To me quite the opposite seems the case: He was taking Turkey and its distinct culture very seriously when he questioned whether this sort of loss would be worth it for Turkey. He expressed himself in favor of a Turkey that may be a bridge between Europe and the East precisely because of its own distinct identity, rooted in Islam rather than Christianity.
This line of thinking is not necessarily an expression of a clash-of-civilizations worldview. I see it in line with a recurring theme in the writings of Joseph Ratzinger: that religion and culture cannot be separated.
This is why he expressed himself in favor of close forms of association and collaboration that at the same time would not abandon the cultural concept of a Europe rooted in Christianity.
Ironically, I heard this same point made by Turkish intellectuals and Muslim authorities, only that they start by saying that Turkey should be part of the EU for economic reasons and then admit that, of course, it should maintain its own culture, rooted in Islam.
Q: How does the Regensburg lecture (published on Catholic Online) fit into all this?
Schmid: The Pope's point was that a dialogue of religions can only take place where there is room for both faith and reason. He warned against two extremes: a rationality that rejects religion and a religion that rejects rationality.
He tried to show that "whether God has to act in accordance with reason" for any religion is a question with far-reaching consequences. To illustrate that it is not a new question he quoted the now infamous 14th-century emperor Paleologus accusing Islam of getting the answer wrong. But the Pope also looked at Christianity and its own moments of placing God above and beyond reason. So, I think he tried to initiate a conversation on the level of a philosophy of religion.

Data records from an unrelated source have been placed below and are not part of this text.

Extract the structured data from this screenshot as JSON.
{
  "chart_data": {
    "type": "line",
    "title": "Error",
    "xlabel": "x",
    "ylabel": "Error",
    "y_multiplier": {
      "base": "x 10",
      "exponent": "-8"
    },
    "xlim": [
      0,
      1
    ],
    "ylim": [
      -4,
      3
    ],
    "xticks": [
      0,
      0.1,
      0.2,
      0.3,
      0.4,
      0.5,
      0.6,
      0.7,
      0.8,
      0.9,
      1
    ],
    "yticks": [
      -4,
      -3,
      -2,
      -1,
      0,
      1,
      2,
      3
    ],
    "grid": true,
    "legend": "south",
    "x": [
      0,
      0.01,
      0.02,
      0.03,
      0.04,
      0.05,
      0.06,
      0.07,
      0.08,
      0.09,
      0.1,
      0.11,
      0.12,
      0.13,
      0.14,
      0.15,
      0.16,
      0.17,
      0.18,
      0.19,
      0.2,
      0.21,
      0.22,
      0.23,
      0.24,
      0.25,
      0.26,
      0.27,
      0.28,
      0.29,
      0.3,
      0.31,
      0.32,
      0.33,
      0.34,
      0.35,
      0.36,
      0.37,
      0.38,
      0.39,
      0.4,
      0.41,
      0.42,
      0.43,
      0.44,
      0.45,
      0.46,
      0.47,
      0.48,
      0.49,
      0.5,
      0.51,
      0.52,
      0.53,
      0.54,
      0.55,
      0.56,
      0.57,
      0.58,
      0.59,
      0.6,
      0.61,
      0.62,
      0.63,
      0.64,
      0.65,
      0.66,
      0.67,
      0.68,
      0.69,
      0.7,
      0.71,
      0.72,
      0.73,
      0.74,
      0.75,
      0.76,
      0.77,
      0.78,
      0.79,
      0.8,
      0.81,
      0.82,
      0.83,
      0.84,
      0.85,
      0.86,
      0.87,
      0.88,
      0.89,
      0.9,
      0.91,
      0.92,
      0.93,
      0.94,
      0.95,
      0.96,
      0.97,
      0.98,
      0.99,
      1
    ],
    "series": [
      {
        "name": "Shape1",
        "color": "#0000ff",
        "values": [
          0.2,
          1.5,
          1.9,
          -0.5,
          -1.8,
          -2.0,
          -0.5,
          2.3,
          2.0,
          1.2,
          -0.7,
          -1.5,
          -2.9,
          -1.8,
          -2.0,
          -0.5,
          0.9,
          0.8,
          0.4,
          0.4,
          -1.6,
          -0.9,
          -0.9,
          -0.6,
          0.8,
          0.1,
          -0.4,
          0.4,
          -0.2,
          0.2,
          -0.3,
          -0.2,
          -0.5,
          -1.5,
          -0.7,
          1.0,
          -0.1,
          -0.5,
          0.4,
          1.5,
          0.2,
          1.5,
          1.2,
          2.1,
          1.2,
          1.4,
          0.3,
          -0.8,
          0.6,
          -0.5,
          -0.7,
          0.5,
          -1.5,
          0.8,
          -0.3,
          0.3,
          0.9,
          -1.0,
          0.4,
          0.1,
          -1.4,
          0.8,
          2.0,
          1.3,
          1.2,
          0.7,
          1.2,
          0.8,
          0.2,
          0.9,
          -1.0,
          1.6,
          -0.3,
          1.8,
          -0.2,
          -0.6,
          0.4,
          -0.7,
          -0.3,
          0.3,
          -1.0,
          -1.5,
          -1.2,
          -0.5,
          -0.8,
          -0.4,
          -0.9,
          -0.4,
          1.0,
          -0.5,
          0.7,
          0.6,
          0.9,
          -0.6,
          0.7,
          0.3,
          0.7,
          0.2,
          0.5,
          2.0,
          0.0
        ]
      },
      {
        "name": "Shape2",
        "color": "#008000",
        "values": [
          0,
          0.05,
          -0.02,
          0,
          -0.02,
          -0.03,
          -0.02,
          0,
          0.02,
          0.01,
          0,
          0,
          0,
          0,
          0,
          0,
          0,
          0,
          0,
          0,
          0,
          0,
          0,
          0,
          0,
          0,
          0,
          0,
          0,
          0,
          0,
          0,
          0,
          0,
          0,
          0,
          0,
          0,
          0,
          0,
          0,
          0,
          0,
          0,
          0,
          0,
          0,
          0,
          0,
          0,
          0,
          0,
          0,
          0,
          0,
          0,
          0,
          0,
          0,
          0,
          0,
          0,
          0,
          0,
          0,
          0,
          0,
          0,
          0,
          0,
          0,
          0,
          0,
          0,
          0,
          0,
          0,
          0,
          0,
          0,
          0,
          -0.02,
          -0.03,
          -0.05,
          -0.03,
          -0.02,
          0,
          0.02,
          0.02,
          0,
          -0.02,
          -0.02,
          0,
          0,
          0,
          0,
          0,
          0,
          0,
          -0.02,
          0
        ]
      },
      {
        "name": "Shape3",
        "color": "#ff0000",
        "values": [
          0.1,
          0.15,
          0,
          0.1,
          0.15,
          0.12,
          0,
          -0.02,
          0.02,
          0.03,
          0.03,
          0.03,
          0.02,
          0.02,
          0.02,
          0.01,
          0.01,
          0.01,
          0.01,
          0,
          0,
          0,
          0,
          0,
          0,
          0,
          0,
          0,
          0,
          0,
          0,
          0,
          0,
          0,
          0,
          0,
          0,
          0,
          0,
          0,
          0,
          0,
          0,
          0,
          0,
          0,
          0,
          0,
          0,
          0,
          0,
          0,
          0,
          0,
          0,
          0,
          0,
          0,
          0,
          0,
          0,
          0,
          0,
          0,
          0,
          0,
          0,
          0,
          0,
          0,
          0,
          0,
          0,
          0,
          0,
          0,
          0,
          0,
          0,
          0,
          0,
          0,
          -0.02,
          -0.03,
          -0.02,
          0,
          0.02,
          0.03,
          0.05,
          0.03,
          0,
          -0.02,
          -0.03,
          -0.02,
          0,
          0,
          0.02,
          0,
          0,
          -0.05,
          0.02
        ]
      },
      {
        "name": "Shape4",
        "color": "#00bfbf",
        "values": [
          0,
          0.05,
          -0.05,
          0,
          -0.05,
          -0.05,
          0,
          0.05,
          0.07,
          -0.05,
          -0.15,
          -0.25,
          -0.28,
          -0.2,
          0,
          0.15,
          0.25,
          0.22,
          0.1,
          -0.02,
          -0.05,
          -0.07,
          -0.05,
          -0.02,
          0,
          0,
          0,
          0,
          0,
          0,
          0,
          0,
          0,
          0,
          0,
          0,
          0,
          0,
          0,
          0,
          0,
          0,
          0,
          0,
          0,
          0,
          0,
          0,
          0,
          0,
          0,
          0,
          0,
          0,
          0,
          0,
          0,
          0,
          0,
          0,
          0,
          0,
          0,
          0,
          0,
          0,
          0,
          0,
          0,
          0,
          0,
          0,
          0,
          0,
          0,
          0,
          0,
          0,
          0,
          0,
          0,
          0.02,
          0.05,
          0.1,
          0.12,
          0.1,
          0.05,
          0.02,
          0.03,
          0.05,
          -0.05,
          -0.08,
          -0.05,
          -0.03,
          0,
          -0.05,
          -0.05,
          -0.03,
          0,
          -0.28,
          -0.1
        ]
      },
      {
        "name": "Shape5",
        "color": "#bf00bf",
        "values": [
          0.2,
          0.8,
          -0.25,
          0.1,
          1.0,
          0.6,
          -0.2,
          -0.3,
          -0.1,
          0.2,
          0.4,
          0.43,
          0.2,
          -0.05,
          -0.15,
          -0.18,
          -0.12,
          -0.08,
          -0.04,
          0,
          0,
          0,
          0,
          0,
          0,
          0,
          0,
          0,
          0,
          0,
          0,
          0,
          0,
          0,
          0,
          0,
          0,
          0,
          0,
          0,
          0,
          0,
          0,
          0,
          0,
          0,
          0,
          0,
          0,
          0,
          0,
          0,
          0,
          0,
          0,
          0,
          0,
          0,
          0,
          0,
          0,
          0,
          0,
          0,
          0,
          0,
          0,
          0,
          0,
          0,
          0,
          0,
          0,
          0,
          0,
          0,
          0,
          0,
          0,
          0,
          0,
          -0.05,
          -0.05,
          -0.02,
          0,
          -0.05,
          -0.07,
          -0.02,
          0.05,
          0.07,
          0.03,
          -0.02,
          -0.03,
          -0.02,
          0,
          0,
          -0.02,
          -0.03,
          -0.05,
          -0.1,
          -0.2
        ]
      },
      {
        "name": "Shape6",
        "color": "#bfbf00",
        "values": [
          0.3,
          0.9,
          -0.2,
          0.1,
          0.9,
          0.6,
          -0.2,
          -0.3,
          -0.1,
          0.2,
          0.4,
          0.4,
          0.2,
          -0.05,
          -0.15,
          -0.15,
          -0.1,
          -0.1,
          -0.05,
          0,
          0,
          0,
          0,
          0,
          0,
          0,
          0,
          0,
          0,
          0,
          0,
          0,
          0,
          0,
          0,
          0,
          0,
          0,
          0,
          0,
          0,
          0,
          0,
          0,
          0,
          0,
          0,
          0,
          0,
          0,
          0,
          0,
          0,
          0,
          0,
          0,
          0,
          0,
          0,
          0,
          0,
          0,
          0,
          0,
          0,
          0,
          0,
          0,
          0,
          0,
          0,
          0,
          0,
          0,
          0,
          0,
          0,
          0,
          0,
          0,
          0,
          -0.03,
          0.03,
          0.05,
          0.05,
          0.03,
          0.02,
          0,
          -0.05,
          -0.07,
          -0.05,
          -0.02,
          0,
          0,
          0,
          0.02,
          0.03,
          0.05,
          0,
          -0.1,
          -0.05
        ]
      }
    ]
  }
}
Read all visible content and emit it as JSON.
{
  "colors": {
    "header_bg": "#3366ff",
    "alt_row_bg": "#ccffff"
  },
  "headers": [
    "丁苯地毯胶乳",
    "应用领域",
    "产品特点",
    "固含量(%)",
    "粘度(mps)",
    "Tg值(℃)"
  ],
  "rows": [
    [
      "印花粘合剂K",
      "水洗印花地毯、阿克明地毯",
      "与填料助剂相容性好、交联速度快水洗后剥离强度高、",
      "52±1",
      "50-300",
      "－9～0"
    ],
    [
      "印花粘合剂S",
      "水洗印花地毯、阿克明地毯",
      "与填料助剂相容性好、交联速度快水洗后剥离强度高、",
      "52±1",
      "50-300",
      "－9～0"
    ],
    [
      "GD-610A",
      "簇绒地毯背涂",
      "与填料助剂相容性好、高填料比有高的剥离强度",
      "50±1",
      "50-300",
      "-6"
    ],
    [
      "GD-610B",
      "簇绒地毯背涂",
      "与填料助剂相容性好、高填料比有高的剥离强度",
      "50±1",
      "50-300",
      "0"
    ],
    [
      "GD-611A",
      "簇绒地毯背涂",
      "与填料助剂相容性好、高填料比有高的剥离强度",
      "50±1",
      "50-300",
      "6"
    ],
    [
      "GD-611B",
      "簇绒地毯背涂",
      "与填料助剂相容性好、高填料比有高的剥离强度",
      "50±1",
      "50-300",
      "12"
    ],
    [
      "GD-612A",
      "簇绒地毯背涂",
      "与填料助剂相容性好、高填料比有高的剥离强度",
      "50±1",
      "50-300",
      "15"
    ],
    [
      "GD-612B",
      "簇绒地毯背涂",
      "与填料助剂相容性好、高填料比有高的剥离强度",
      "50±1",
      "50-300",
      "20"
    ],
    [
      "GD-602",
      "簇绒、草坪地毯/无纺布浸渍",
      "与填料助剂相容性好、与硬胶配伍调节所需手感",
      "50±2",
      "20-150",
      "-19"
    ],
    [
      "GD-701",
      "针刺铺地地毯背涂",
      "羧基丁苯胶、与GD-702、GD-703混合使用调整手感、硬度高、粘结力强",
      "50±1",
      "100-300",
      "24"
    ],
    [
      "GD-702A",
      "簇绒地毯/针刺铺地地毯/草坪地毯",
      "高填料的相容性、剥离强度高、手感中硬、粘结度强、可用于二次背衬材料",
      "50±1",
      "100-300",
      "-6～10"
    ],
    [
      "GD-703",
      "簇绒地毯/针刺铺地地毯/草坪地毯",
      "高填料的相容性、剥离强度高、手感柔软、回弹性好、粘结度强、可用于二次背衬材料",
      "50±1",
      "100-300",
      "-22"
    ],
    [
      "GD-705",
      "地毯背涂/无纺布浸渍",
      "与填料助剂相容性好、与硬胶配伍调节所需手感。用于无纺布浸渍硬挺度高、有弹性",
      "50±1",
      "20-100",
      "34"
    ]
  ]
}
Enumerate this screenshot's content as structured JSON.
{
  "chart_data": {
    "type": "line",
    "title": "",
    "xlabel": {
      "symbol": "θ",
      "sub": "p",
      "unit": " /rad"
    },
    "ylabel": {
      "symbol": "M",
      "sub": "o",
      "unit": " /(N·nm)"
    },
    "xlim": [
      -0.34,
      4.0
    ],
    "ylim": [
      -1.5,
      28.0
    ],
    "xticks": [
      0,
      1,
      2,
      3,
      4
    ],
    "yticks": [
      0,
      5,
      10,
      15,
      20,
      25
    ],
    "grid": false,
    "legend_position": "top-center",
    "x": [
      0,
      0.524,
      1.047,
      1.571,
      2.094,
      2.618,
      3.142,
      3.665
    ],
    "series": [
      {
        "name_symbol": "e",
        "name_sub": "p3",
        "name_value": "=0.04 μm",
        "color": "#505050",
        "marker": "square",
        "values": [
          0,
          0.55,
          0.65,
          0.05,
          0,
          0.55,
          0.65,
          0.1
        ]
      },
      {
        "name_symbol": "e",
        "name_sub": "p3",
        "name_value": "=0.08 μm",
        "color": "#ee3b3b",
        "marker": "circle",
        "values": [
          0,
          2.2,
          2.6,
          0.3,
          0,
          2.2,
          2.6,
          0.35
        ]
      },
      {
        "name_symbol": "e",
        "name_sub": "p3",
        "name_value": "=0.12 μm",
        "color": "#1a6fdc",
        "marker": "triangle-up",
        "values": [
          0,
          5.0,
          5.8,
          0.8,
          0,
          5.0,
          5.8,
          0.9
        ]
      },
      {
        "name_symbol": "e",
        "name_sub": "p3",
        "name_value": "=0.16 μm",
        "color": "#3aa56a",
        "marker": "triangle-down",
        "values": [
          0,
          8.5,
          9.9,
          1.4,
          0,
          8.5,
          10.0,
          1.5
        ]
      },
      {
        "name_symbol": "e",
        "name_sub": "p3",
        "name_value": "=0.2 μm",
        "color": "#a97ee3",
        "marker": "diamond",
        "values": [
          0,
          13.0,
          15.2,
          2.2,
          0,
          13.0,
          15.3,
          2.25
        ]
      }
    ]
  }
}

It didn't seem to go so well at the time and Pope Benedict's meeting with the highest Muslim authority, the president of religious affairs, is made awkward by the fact that he was someone who spoke out very quickly and very strongly against the Regensburg speech, though he later admitted that he had not read it. But as the Grand Mufti of Istanbul said in this context: What starts out badly may still come to a good end.